The next morning, I stumbled down to the kitchen, and Shote again materialised and began to prepare breakfast for me. I hadn’t yet learned the phrase “ara madloba” (no thank you), and he pretended not to understand my head shaking in the negative and waving of hands. This photo is the breakfast laid out for me alone, the sole guest of the hotel at this point. Now that’s hospitality.
How The Story Began
Now, the story of how “Paint for Georgia” began, and the amazing people behind it all. I wrote the following in the midst of participating in Paint for Georgia 2015 (an annual International painting festival held in Mtskheta, Georgia. I attended this amazing event again in 2016. The genesis of Paint for Georgia, was in Klaipeda, Lithuania, in 2012. “Isroildzon Baroti and Ieva Vedeikaite of Baroti Gallery created CROSSINGS, an international art project that used the concept of migration (of people and venue) to extend cultural, artistic and personal borders.

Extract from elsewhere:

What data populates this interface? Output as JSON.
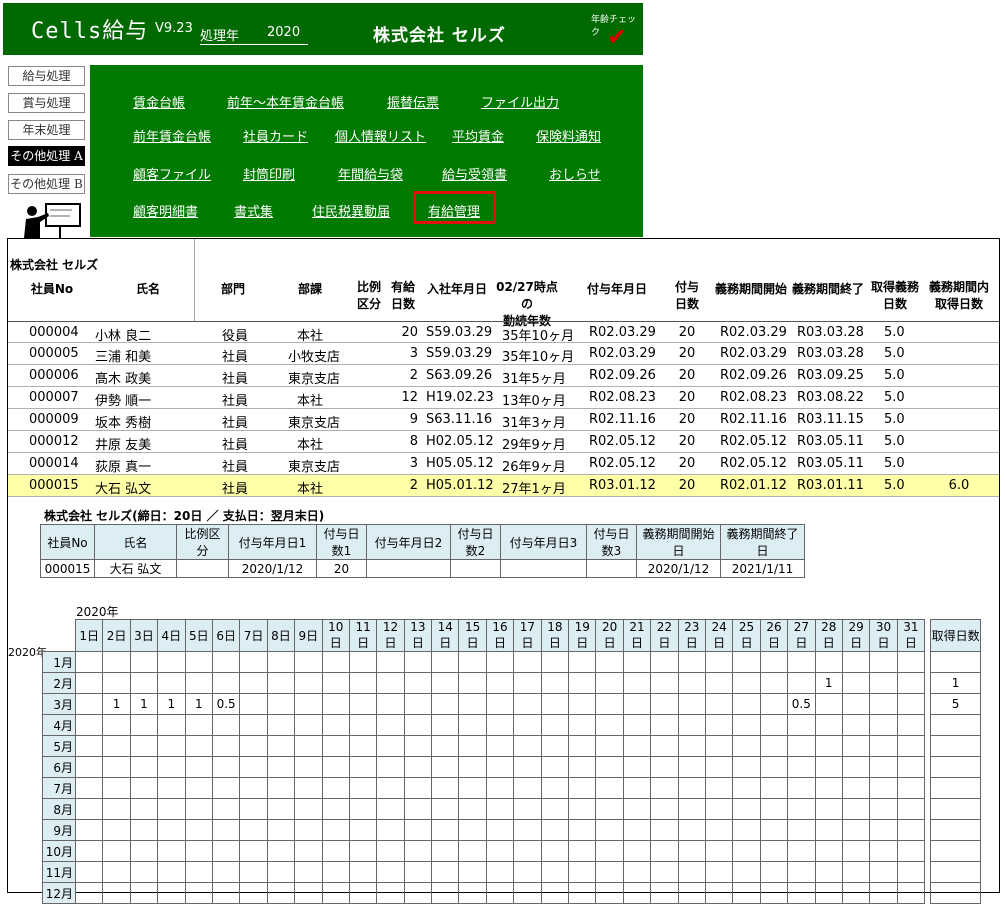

It was established as a network of artists and cultural organizations across Europe, Caucasus and Central Asia.
“This initiative is based on public artistic process and concentrates on interpersonal and social communication.” – Crossings 2013
One of the invited artists was Giorgi (George) Tabliashvili, a Georgian painter, illustrator and designer from Tbilisi, Georgia. George and Ieva (a media and installation artist from Lithuania, became friends and talked about bringing a similar festival to Georgia. In 2012 the first Connections, Paint for Georgia residency/exhibit took place in the historical city of Mtskheta. It has evolved and grown year by year. Soon, George’s brother Irakli Tabliashvili, a well known and respected journalist and broadcaster came on board as co-coordinator. This year, 2015, they hosted artists from India, Canada, Egypt, Lebanon, Poland, Holland, Iceland, Georgia and England. Ieva now lives in Iceland (no longer with the Baroti Gallery), and joins us as a participant and co-coordinator.
And The Painting Begins
We are working in a public venue; our paintings leaning against the house across the street from our hotel. It’s quietly active. Local people amble by occasionally, others make a special visit to see us at work. The weather is beautiful and conducive to creating outdoors. Earlier, I touched on Georgian hospitality. And how better to foster interpersonal and social communication than through sitting down together around a table three times a day; sharing thoughts, stories of home, our art, much laughter, and of course, endless plates of cheese, khachipuri, cups of tea and glasses of wine?
In Georgia, there is the Tamada. Traditionally in mixed groups it is “he” (among us non-traditional artists it is “she” as well) The Tamada
is the toastmaster/host at the table. The toasts are philosophical, thoughtful and
poetic, often rambling improvisations. They must be spontaneous. The Tamada can make another member of the party Alaverdi, asking them to give a toast. At our meals, we have each been honoured with the Alaverdi role; with themes such as freedom, friendship, artistic bonds, future artists and, again, friendship. It is a beautiful thing.
If I were to give a role to each of our organizers, I would say George is the heart and soul, Irakli is the dynamic machine that makes things happen, Ieva is a sort of guardian angel who quietly appears and patiently helps you untangle whatever needs untangling. And finally, I’ve been told that the quiet power behind the scenes that keeps everyone going and on track is George and Irakli’s mother, Marina. And so here we continue to paint, eat, drink wine, paint, tour incredible ancient sites, eat, drink more wine, tell stories, and paint. In short, what I call Good Old Creative Living.